How A Common Chemical Can Increase Your Uterine Fibroid Risks

Almost every week, it seems as if scientists discover that a product that millions of women use is actually extremely harmful to our health. From cancer-causing baby powder to toxic chemicals that exist in menstrual products, products that have been marketed towards women or are necessary for our well-being often harm women more than they help them, reports Verywell Health.

In recent times, studies have shown that hair products such as dry shampoo contain harmful chemicals that can cause certain blood cancers, according to the Los Angeles Times. Research even shows that hair relaxers can increase the risk of breast cancer, per PBS, although Black women have known that lye relaxers are dangerous for their health for ages.

The phenomenon of women knowing what is bad for our health before science acknowledges it is unfortunately too common. This occurs due to the lack of research or care for issues that affect women and those with female anatomy that has persisted in science for years, says Fortune.

Now, new research shows that a common chemical found in many products can increase the risk of uterine fibroids in women.

What chemical increases the risk of uterine fibroids?

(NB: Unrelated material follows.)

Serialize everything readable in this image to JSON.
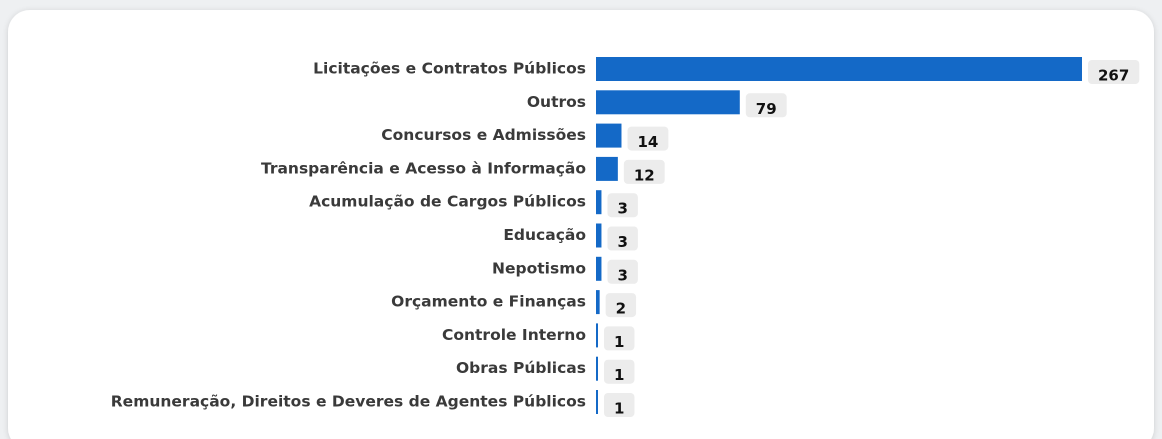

According to the Mayo Clinic, uterine fibroids are noncancerous tumors on and in the uterus that can cause symptoms of heavy menstrual bleeding, infertility, constant urination, pain during sex, and back pain. However, they don't always cause symptoms. According to a study published in the Proceedings of the National Academy of Sciences, chemicals found in plastics called phthalates can potentially cause uterine fibroids.

Harvard School of Public Health states that phthalates are a family of compounds that are found in many household items, such as food packaging, shampoo, detergents, and shower curtains.

The study found high levels of DEHP, a phthalate, in the urine of women who have symptomatic fibroids. After discovering that, the researchers examined primary cells in the fibroids of the women. They observed the existence of MEHHP, which comes from a breakdown of DEHP. This breakdown led to tumor growth, according to the research.

Due to the fact that there are so many types of phthalates in everyday items, they're hard to ban. WebMD explains that there are multiple kinds of phthalates, such as BBP, DEHP, and DiDP. One of the authors of the study, Dr. Serdar Bulun, told U.S. News to stay away from plastic products and containers as much as possible, opting for glass instead. He also recommends staying away from products containing PVC.

According to UCSF Health, routine check-ups with a gynecologist will help you to identify fibroids and determine whether they are a risk to your health.